Various studies showed ‘ego depletion’ capability, (a.k.a. Self Control) as needing mental energy & motivation (System2 energy), even showing a fall in glucose levels, when we use willpower. What is often misunderstood as laziness, is just exhaustion. In a Bau Meister study, students who eschewed chocolate cookies, and ate radish instead, were too exhausted to last out on a puzzle, giving up in 8 mins, as compared to a Control Group that didn’t have to exercise this willpower (19 mins), or students who weren’t part of the study (21 mins). This study was later discredited on the ground that it could not be universally replicated, so the concept of ego-depletion is now withdrawn from Psychology.

But the idea that ‘ego depletion’ is infinite and can be built up with practice (like any body muscle) remains part of the literature on personal transformation. It drives learnability (which needs low ego states) and hence can be built up as a skill rather than an attitude and easily observed in small children, who can’t keep their hands off the candy in a store. Early diabetics know that this elasticity creates future plasticity, i.e., an exhausting resolve to keep off chocolates can take you to a point where you lose your taste for sugar.

We have unique levels of egotism and different capabilities to understand/ manage our egos, but the idea that it can be changed to the point of plasticity is a big one. Controlling/ depleting your ego remains an important life skill and the building block of your personality. So should Ego Depletion remain an idea in Psychology or not? For self-management, I would think yes, but as a standard to be prescribed for hiring in large companies, maybe no.

Wherever you are on this debate, the point is that Psychology, a social science, has the humility to put out its caveats, and you, the user decide where to stand on a debate. But that makes Psychology not very important to driving public policy, even though its usefulness cannot be questioned.

The problem with Economics is that there are no similar stories of the destruction of ideas. Nobody has called back the Nobel Prize given to Modigliani-Miller for Dividend ‘Irrelevance’, or the Black & Scholes model for having an elegant Bell Curve in its Probability Density Function. Right now, since 2013, the Phillips Curve has been violated by the fact that unemployment and interest rates are not inversely correlated, but the Fed continues to explicitly use it to determine policy. That it might effectively trigger the next recession, even as the Fed tries to prevent it, is similar to using your hand to cover the House of Cards, only to tip it over.
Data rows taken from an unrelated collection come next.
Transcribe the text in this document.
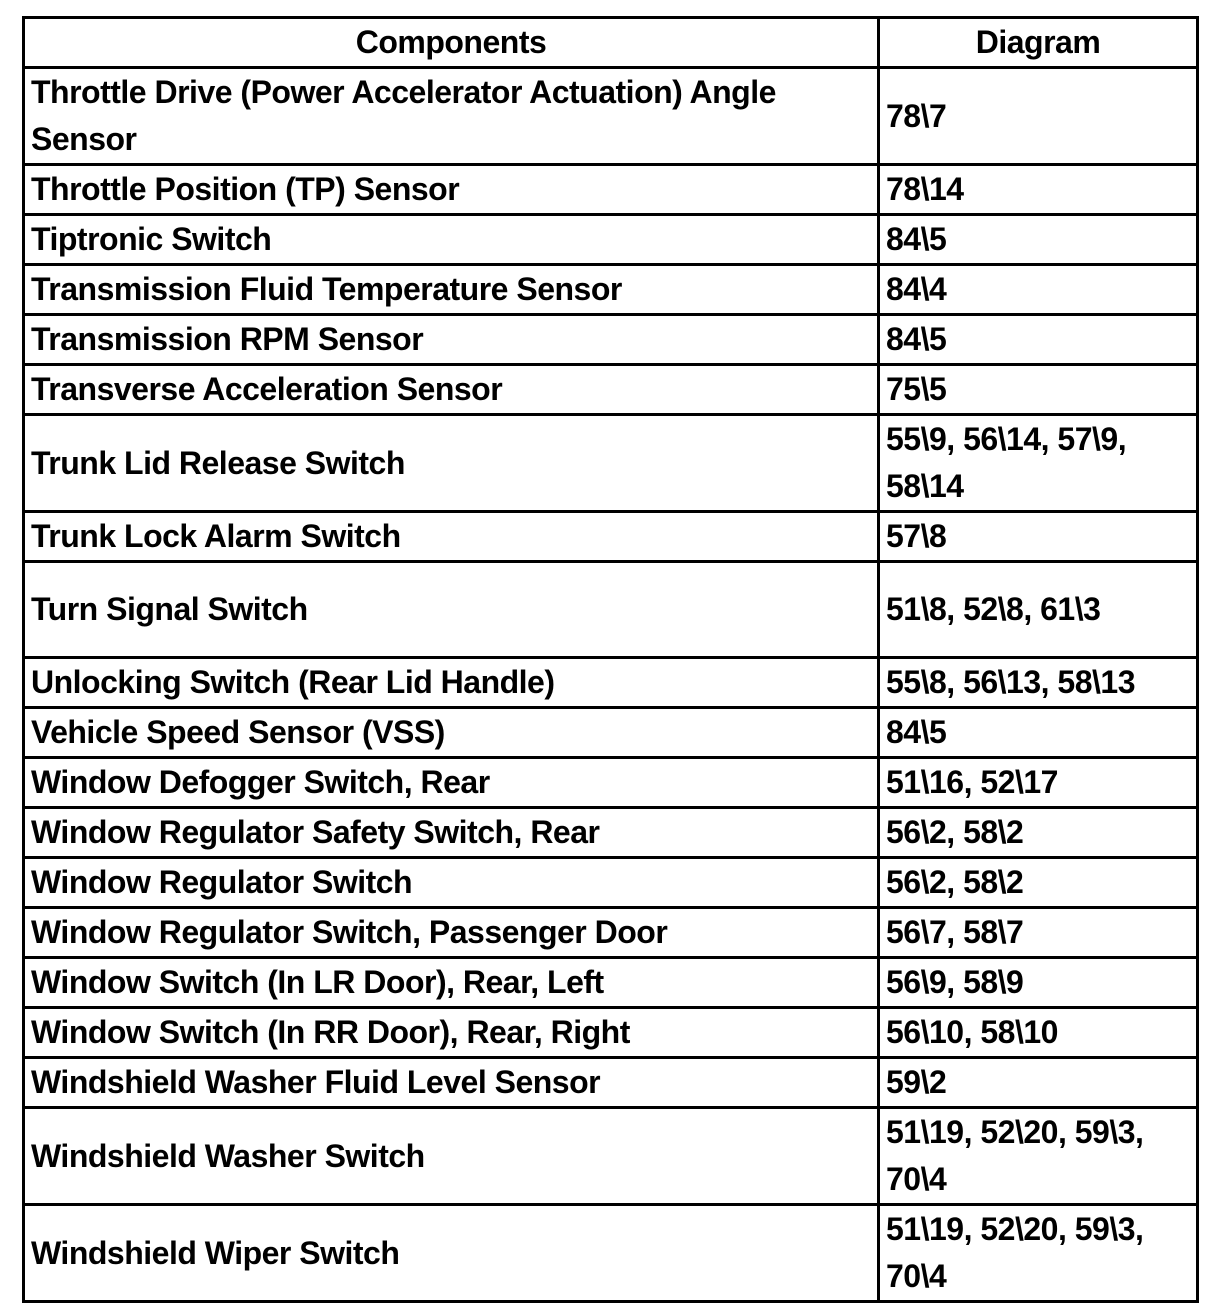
Components	Diagram
Throttle Drive (Power Accelerator Actuation) Angle Sensor	78\7
Throttle Position (TP) Sensor	78\14
Tiptronic Switch	84\5
Transmission Fluid Temperature Sensor	84\4
Transmission RPM Sensor	84\5
Transverse Acceleration Sensor	75\5
Trunk Lid Release Switch	55\9, 56\14, 57\9, 58\14
Trunk Lock Alarm Switch	57\8
Turn Signal Switch	51\8, 52\8, 61\3
Unlocking Switch (Rear Lid Handle)	55\8, 56\13, 58\13
Vehicle Speed Sensor (VSS)	84\5
Window Defogger Switch, Rear	51\16, 52\17
Window Regulator Safety Switch, Rear	56\2, 58\2
Window Regulator Switch	56\2, 58\2
Window Regulator Switch, Passenger Door	56\7, 58\7
Window Switch (In LR Door), Rear, Left	56\9, 58\9
Window Switch (In RR Door), Rear, Right	56\10, 58\10
Windshield Washer Fluid Level Sensor	59\2
Windshield Washer Switch	51\19, 52\20, 59\3, 70\4
Windshield Wiper Switch	51\19, 52\20, 59\3, 70\4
The Fed’s current pursuit of inflation targeting is flawed because inflation has not reacted to falling unemployment, even in the short run. That may be because the last recession created a structural downshift in Labour Utilisation, with the Baby Boomers going out. Some of the drops in unemployment came from people going out of the labor force, only to be replaced by new higher-skilled millennials, who took up their jobs. As the slack gets taken up, it does not result in an uptick in bargaining power because of psychological factors. Millennials are too indebted and too scared to negotiate.

Whatever it is, the debate depends on where you are. The point is that the Phillips Curve ‘prescribes’ a focus on inflation, the moment unemployment goes down. Being a single-equation mathematical model, it must be either used or rejected outright, there is no grey area or space for debate that it allows. And since it has set the Fed’s agenda for long, nobody dares to say that this time, things might be different. Who will bell the cat?

Psychology again. In markets, we are used to saying that things are never different, for good reason. But when the underlying macroeconomic model is based on artificial money funding artificial economic activity, then perhaps it is time to ask.